(Bloomberg) — Senator Joe Manchin said he remains undecided on President Joe Biden’s nominees for the Federal Reserve, including Sarah Bloom Raskin, the embattled pick for vice chair for supervision.
“We had a conversation and we will have more conversations,” the West Virginia Democrat said of Raskin, who he met with earlier this week. “I made no decisions on anybody.”
Manchin’s vote in the 50-50 Senate will be particularly crucial for Raskin, who is facing stiff Republican opposition, including a GOP boycott of a Senate Banking Committee vote on the nominees earlier this week.
Manchin, who for months has been the sharpest Democratic critic of the Federal Reserve’s monetary policy amid soaring inflation, said he’s still reviewing the nominees.

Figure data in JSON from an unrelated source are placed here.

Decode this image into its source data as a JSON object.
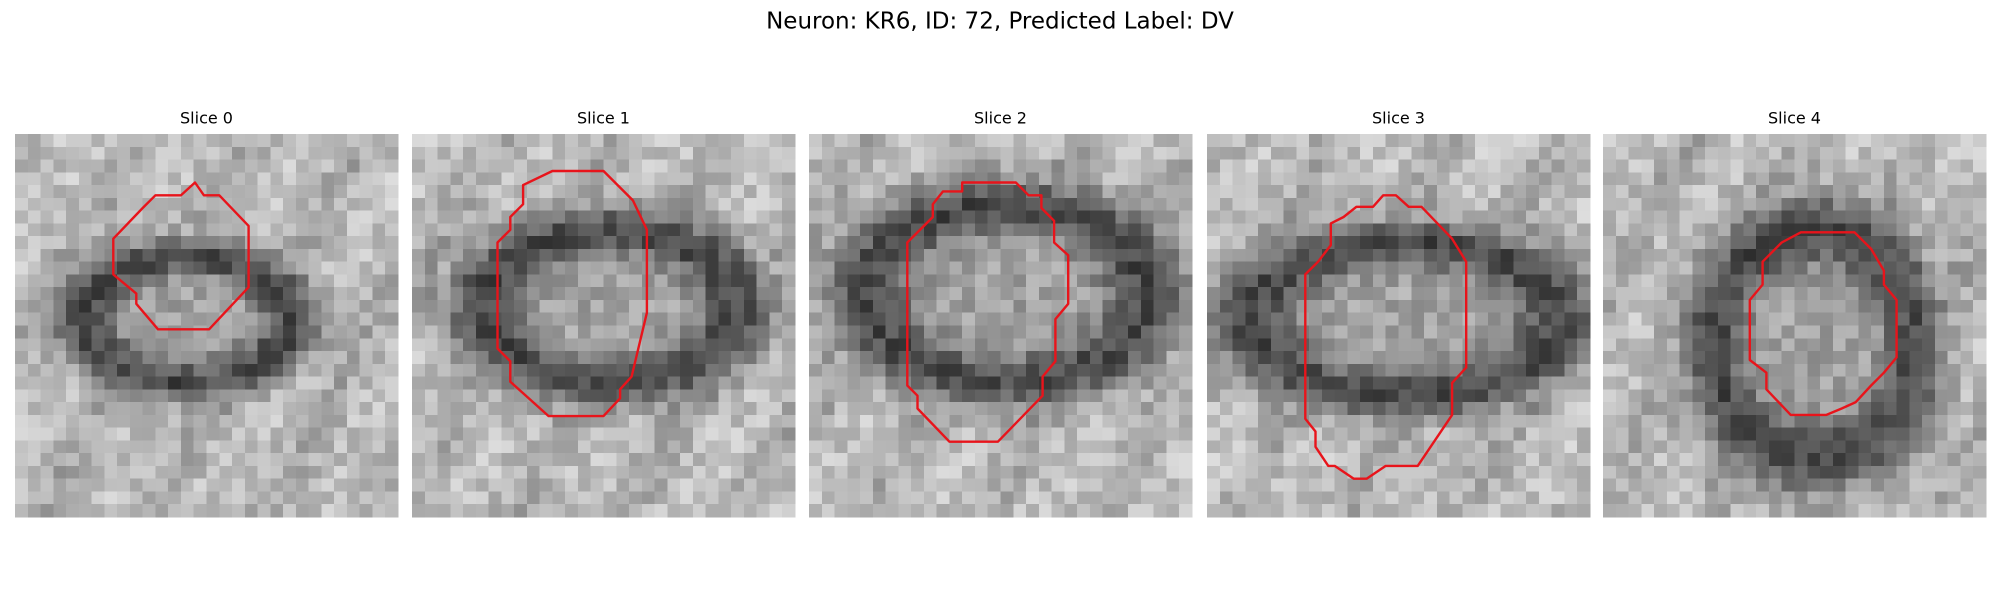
{
  "header": {
    "title": "Neuron: KR6, ID: 72, Predicted Label: DV"
  },
  "panels": [
    {
      "title": "Slice 0"
    },
    {
      "title": "Slice 1"
    },
    {
      "title": "Slice 2"
    },
    {
      "title": "Slice 3"
    },
    {
      "title": "Slice 4"
    }
  ]
}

“We’re just basically looking and reviewing everything and talking to my good friends here about all the different concerns people have,” he said, when asked about Republican opposition to Raskin.

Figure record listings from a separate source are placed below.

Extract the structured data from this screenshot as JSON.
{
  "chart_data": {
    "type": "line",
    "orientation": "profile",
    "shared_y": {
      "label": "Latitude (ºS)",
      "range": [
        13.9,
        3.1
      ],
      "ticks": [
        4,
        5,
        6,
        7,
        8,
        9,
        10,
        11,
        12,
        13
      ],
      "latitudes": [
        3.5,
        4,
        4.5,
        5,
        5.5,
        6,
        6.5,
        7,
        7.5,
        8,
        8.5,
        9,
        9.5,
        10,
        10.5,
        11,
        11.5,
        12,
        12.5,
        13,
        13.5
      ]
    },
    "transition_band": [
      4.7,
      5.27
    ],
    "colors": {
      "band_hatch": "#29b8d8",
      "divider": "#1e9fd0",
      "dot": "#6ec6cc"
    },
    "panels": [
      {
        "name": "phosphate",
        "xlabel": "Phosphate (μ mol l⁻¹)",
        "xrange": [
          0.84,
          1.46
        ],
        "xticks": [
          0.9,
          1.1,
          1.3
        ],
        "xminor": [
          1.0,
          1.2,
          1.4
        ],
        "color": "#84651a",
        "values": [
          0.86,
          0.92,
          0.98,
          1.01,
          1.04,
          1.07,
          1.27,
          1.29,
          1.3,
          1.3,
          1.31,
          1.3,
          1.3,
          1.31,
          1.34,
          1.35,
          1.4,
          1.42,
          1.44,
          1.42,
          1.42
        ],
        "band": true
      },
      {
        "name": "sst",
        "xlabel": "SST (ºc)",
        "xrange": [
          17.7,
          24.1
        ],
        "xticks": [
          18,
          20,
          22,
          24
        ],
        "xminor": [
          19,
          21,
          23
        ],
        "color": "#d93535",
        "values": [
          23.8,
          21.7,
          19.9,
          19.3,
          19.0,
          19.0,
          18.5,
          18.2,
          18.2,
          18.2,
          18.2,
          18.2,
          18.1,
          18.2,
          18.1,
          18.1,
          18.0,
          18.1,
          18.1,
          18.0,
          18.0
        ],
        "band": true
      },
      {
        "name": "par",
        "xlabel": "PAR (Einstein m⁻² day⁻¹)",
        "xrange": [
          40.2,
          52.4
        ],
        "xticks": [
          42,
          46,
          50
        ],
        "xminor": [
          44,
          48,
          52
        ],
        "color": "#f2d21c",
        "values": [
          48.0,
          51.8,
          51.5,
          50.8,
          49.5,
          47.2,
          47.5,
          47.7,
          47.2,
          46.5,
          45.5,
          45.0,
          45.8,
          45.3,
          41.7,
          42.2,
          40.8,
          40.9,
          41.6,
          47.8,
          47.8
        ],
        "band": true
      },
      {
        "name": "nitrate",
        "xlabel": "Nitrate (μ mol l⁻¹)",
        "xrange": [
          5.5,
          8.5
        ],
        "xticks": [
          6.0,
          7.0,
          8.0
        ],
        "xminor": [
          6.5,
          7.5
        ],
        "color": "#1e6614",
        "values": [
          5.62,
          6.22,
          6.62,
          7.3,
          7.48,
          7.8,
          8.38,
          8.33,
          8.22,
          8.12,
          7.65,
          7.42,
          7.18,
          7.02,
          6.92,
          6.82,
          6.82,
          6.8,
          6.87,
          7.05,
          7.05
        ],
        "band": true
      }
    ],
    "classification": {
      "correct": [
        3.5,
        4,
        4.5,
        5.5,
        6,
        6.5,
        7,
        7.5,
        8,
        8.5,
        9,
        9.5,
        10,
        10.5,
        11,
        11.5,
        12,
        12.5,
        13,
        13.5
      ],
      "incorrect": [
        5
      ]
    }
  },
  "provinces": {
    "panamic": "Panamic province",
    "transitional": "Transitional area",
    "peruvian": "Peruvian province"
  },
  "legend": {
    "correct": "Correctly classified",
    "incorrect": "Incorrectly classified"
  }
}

Republicans led by Pat Toomey of Pennsylvania oppose Raskin because of her views on climate regulations, but have blocked a vote on her nomination in the Banking panel because they are unhappy with answers she and the Federal Reserve gave about her role as a director at Reserve Trust, a Colorado financial technology company that provides payment services that previously were only available by going to a traditional bank.
Toomey has focused on what he calls a “very obvious discrepancy” between Colorado and Kansas City Federal Reserve regulators in approving the master account for Reserve Trust. Toomey is demanding answers about Raskin’s involvement in Reserve Trust getting the valuable master account, which allows access to the central bank’s payment system.

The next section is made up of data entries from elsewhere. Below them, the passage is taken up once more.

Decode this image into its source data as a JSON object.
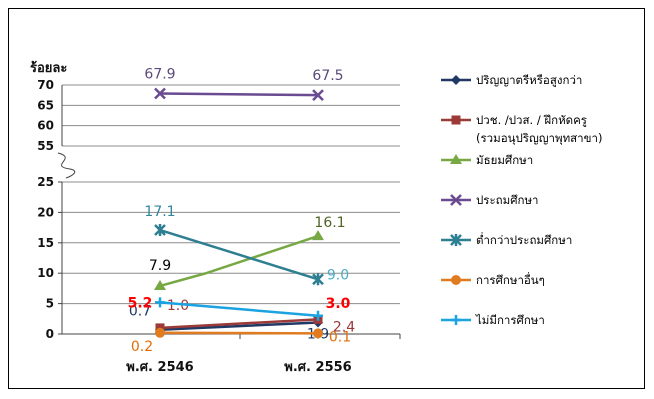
{
  "chart_data": {
    "type": "line",
    "ylabel": "ร้อยละ",
    "categories": [
      "พ.ศ. 2546",
      "พ.ศ. 2556"
    ],
    "y_ticks_upper": [
      "70",
      "65",
      "60",
      "55"
    ],
    "y_ticks_lower": [
      "25",
      "20",
      "15",
      "10",
      "5",
      "0"
    ],
    "axis_break": {
      "from": 25,
      "to": 55
    },
    "grid": true,
    "legend_position": "right",
    "series": [
      {
        "name": "ปริญญาตรีหรือสูงกว่า",
        "color": "#1f3864",
        "marker": "diamond",
        "values": [
          0.7,
          1.9
        ],
        "labels": [
          "0.7",
          "1.9"
        ],
        "label_colors": [
          "#1f3864",
          "#1f3864"
        ]
      },
      {
        "name": "ปวช. /ปวส. / ฝึกหัดครู",
        "name_line2": "(รวมอนุปริญญาพุทสาขา)",
        "color": "#9b3a38",
        "marker": "square",
        "values": [
          1.0,
          2.4
        ],
        "labels": [
          "1.0",
          "2.4"
        ],
        "label_colors": [
          "#9b3a38",
          "#9b3a38"
        ]
      },
      {
        "name": "มัธยมศึกษา",
        "color": "#77a843",
        "marker": "triangle",
        "values": [
          7.9,
          16.1
        ],
        "labels": [
          "7.9",
          "16.1"
        ],
        "label_colors": [
          "#000000",
          "#4f6228"
        ]
      },
      {
        "name": "ประถมศึกษา",
        "color": "#6a4a91",
        "marker": "x",
        "values": [
          67.9,
          67.5
        ],
        "labels": [
          "67.9",
          "67.5"
        ],
        "label_colors": [
          "#5b4a7a",
          "#5b4a7a"
        ]
      },
      {
        "name": "ต่ำกว่าประถมศึกษา",
        "color": "#2f7f93",
        "marker": "star",
        "values": [
          17.1,
          9.0
        ],
        "labels": [
          "17.1",
          "9.0"
        ],
        "label_colors": [
          "#31859c",
          "#4bacc6"
        ]
      },
      {
        "name": "การศึกษาอื่นๆ",
        "color": "#e07b20",
        "marker": "circle",
        "values": [
          0.2,
          0.1
        ],
        "labels": [
          "0.2",
          "0.1"
        ],
        "label_colors": [
          "#e36c09",
          "#e36c09"
        ]
      },
      {
        "name": "ไม่มีการศึกษา",
        "color": "#1aa3e0",
        "marker": "plus",
        "values": [
          5.2,
          3.0
        ],
        "labels": [
          "5.2",
          "3.0"
        ],
        "label_colors": [
          "#ff0000",
          "#ff0000"
        ]
      }
    ]
  }
}
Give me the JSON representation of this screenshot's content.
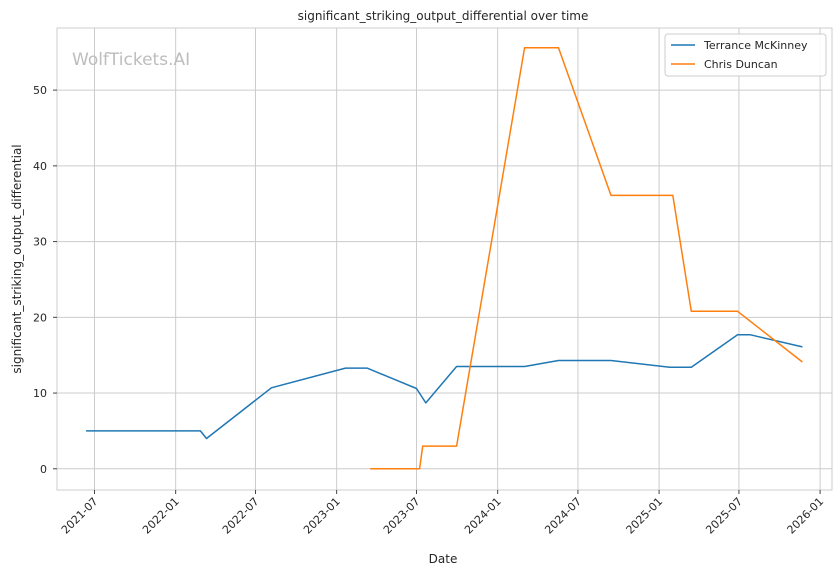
{
  "chart_data": {
    "type": "line",
    "title": "significant_striking_output_differential over time",
    "xlabel": "Date",
    "ylabel": "significant_striking_output_differential",
    "watermark": "WolfTickets.AI",
    "x_axis": {
      "type": "date",
      "range": [
        "2021-04-07",
        "2026-01-28"
      ],
      "ticks": [
        "2021-07",
        "2022-01",
        "2022-07",
        "2023-01",
        "2023-07",
        "2024-01",
        "2024-07",
        "2025-01",
        "2025-07",
        "2026-01"
      ]
    },
    "y_axis": {
      "range": [
        -2.8,
        58.2
      ],
      "ticks": [
        0,
        10,
        20,
        30,
        40,
        50
      ]
    },
    "grid": true,
    "legend": {
      "placement": "top-right"
    },
    "series": [
      {
        "name": "Terrance McKinney",
        "color": "#1f77b4",
        "points": [
          [
            "2021-06-12",
            5.0
          ],
          [
            "2022-02-26",
            5.0
          ],
          [
            "2022-03-12",
            4.0
          ],
          [
            "2022-08-06",
            10.7
          ],
          [
            "2023-01-21",
            13.3
          ],
          [
            "2023-03-11",
            13.3
          ],
          [
            "2023-07-01",
            10.6
          ],
          [
            "2023-07-22",
            8.7
          ],
          [
            "2023-09-30",
            13.5
          ],
          [
            "2024-03-02",
            13.5
          ],
          [
            "2024-05-18",
            14.3
          ],
          [
            "2024-09-14",
            14.3
          ],
          [
            "2025-01-25",
            13.4
          ],
          [
            "2025-03-15",
            13.4
          ],
          [
            "2025-06-28",
            17.7
          ],
          [
            "2025-07-26",
            17.7
          ],
          [
            "2025-11-22",
            16.1
          ]
        ]
      },
      {
        "name": "Chris Duncan",
        "color": "#ff7f0e",
        "points": [
          [
            "2023-03-18",
            0.0
          ],
          [
            "2023-07-08",
            0.0
          ],
          [
            "2023-07-15",
            3.0
          ],
          [
            "2023-09-30",
            3.0
          ],
          [
            "2024-03-02",
            55.6
          ],
          [
            "2024-05-18",
            55.6
          ],
          [
            "2024-09-14",
            36.1
          ],
          [
            "2025-02-01",
            36.1
          ],
          [
            "2025-03-15",
            20.8
          ],
          [
            "2025-06-28",
            20.8
          ],
          [
            "2025-11-22",
            14.1
          ]
        ]
      }
    ]
  }
}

The Kansas City Fed denied the request in 2017, then the firm changed its business model “and the Colorado Division of Banking reinterpreted the state’s law in a manner that meant RTC met the definition of a depository institution,” the Fed bank said in a Feb. 7 statement.
The Colorado regulator, however, disagreed with that wording. In a statement to CNBC earlier this week, the agency said the Kansas City Fed “misrepresented” its role and that it hadn’t reinterpreted state law.
“We consider the statement that the division ‘reinterpreted’ state law as a misrepresentation of our practice,” the statement said. Officials with the Colorado agency didn’t return telephone calls and emails for comment.
“The Kansas City Fed really owes us an explanation, especially when their comment has been rejected by Colorado banking folks,” Toomey said in an interview at the Capitol. “It would be extremely helpful” in resolving the impasse over Raskin, he said.
Dennis Gingold, co-founder and former chairman of the Reserve Trust company said in a statement to Bloomberg News last week that Raskin had “no role whatsoever” in appealing the Kansas City Fed’s initial denial of the firm’s request for a master account. He said Raskin’s “conduct was appropriate, ethical and correct in every respect.”
Banking Chair Sherrod Brown of Ohio has refused to separate Raskin’s nomination from the rest of Biden’s Federal Reserve picks, including the renomination of Jerome Powell as chair. Democrats’ current strategy is to wait out the Republicans.
“I believe that the Republicans will understand that they can’t just continue boycotting committee hearings that they don’t like the results that are going to happen,” Minnesota Democratic Senator Tina Smith, a member of the committee, said Thursday on Bloomberg Television’s “Balance of Power With David Westin.”
Brown said he plans to try to hold a vote shortly after the Senate returns in March from a week-long recess.